Utilizing the cluster is a straightforward process. We first identify a set of available machines, preferably with identical hardware configurations. Following this, we adjust the TOML configuration and build the custom USB stick image. We connect the USB stick and reboot for each machine into our customized Linux distribution. In the boot menu, we select the machine’s name, briefly wait for the completion of the boot process, remove the USB stick, and proceed to the next machine. The nodes seamlessly join the WireGuard mesh network and register with the Slurm Control Node. Once all machines are configured, we use SSH to connect to the primary node, retrieve our experiments from a network repository, execute the Snakemake run command, and wait for the completion of all jobs. After completing all jobs, we retrieve the job data from the primary node and reboot the machines.

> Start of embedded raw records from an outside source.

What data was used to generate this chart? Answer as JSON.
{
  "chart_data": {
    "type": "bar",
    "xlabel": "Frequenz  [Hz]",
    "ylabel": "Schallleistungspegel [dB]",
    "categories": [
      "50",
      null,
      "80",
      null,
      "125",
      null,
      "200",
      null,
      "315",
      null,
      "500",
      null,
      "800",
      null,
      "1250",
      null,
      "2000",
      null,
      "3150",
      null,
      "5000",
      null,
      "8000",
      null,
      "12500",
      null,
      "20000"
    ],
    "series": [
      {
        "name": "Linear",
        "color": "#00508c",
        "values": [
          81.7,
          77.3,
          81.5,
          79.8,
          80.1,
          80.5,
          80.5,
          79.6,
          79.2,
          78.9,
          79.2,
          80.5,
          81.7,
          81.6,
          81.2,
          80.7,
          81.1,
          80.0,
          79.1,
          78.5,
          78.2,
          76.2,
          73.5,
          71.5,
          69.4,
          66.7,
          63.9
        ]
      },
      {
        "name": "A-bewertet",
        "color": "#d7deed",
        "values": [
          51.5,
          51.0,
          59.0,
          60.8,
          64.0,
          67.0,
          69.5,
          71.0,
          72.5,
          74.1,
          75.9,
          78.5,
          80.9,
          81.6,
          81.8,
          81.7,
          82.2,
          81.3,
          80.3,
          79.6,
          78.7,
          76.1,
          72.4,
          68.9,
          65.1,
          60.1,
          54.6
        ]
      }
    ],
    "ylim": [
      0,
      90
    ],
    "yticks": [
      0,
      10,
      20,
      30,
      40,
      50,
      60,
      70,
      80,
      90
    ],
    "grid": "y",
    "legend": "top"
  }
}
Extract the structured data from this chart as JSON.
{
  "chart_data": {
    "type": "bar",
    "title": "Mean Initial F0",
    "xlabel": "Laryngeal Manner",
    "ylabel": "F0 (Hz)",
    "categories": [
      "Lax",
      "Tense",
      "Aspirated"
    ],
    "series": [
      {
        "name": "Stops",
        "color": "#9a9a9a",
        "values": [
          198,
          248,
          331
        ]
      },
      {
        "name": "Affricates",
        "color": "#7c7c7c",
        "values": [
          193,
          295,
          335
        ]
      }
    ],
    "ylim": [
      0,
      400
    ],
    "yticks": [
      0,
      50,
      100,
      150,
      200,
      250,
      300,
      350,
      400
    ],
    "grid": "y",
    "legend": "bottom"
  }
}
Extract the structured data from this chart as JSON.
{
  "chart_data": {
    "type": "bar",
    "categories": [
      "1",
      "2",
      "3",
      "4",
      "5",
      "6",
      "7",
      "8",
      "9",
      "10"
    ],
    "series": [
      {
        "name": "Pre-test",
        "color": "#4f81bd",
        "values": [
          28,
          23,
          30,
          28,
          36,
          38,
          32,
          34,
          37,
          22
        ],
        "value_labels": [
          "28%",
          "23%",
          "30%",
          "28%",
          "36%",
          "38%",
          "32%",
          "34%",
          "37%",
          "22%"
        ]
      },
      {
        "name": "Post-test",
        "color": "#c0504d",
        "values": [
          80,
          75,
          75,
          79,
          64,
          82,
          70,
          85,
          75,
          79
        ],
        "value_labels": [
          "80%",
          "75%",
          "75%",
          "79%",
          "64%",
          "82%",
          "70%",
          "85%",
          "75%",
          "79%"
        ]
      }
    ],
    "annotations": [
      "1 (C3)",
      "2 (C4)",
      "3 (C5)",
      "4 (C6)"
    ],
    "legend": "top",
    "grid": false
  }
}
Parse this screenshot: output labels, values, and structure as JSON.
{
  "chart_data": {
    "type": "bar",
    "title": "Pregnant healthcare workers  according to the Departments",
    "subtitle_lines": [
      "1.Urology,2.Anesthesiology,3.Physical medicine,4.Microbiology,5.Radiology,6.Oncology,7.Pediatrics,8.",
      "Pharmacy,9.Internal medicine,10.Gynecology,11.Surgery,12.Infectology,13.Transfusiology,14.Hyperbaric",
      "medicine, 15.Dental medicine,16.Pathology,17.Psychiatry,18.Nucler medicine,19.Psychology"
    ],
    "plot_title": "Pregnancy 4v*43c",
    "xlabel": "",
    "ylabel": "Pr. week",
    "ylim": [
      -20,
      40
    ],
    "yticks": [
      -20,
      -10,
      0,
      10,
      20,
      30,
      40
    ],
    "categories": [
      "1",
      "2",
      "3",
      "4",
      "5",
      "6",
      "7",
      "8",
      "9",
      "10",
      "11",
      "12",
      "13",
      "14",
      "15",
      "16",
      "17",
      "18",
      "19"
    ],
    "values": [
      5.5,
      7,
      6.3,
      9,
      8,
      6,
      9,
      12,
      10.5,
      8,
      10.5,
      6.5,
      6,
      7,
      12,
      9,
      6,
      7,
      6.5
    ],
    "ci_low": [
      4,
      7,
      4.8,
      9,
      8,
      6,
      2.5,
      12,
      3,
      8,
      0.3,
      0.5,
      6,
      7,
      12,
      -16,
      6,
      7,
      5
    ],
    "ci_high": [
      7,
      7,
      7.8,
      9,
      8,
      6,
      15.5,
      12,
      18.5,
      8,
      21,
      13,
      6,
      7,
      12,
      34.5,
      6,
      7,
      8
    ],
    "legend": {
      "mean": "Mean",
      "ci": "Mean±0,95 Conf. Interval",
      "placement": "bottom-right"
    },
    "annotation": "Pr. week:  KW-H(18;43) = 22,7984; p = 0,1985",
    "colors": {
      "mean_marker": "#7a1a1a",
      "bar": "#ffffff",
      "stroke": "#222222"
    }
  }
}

The rebooted machines then start in their original configuration. Notably, the Slurm architecture permits adding and removing worker nodes at any time, automatically redistributing ongoing jobs.

Build Prerequisites

Preparing the USB Stick

The GitHub repository provides the tools to build a custom ISO that can be burned onto a USB stick. The network configuration and authentication information are embedded in the image. No job or experiment specific data will be included. Consequently, the USB stick can be reused for various projects within the same lab.

  • Clone the repository and adapt the Configuration File to suit your requirements. All fields except for root_pw are mandatory.

  • Execute ./buildIso.sh to initiate the build process. This involves downloading and constructing a Linux image from scratch, which may take some time. Once completed, the ISO image can be located in the result folder.

  • Burn the ISO onto a USB stick or CD.

  • This stick can be used to boot any node of the cluster. As the cluster runs entirely in RAM, the stick can be removed after boot to start multiple machines in sequence. The appropriate profile can be chosen in the boot menu. The master node must always be booted first.

Submitting Jobs & Software Envrionments

The cluster behaves like a normal SLURM cluster. We have made some extensions for and generally prefer running Snakemake workflows. The master node contains a slurmmake binary, behaving like the standard snakemake binary but automatically submitting all jobs to the Slurm cluster. Additionally, it enables the Conda package manager.

A examplary workflow could therefore look as follows:

ssh master_node -A
git clone https://example.com/research
cd research
slurmmake

Note that the entire cluster runs in RAM. Any results must be extracted from the master node before reboot!

Trust and Security model

We adhere to the following trust model:

  1. The system is reasonably secure against other users on the network.
    • The cluster’s internal communications are secured using a Wireguard VPN mesh network.
    • Outside access is restricted to SSH using public key authentication, with all other ports closed by a firewall.
  2. We assume that any authorized user (SSH, local root) is trustworthy.
  3. The system boots into a login screen, and the machine can be left unattended with a strong root_password set.
  4. The USB stick contains all secrets, and if lost, the system is compromised.
  5. This software is experimental and has not undergone a security audit.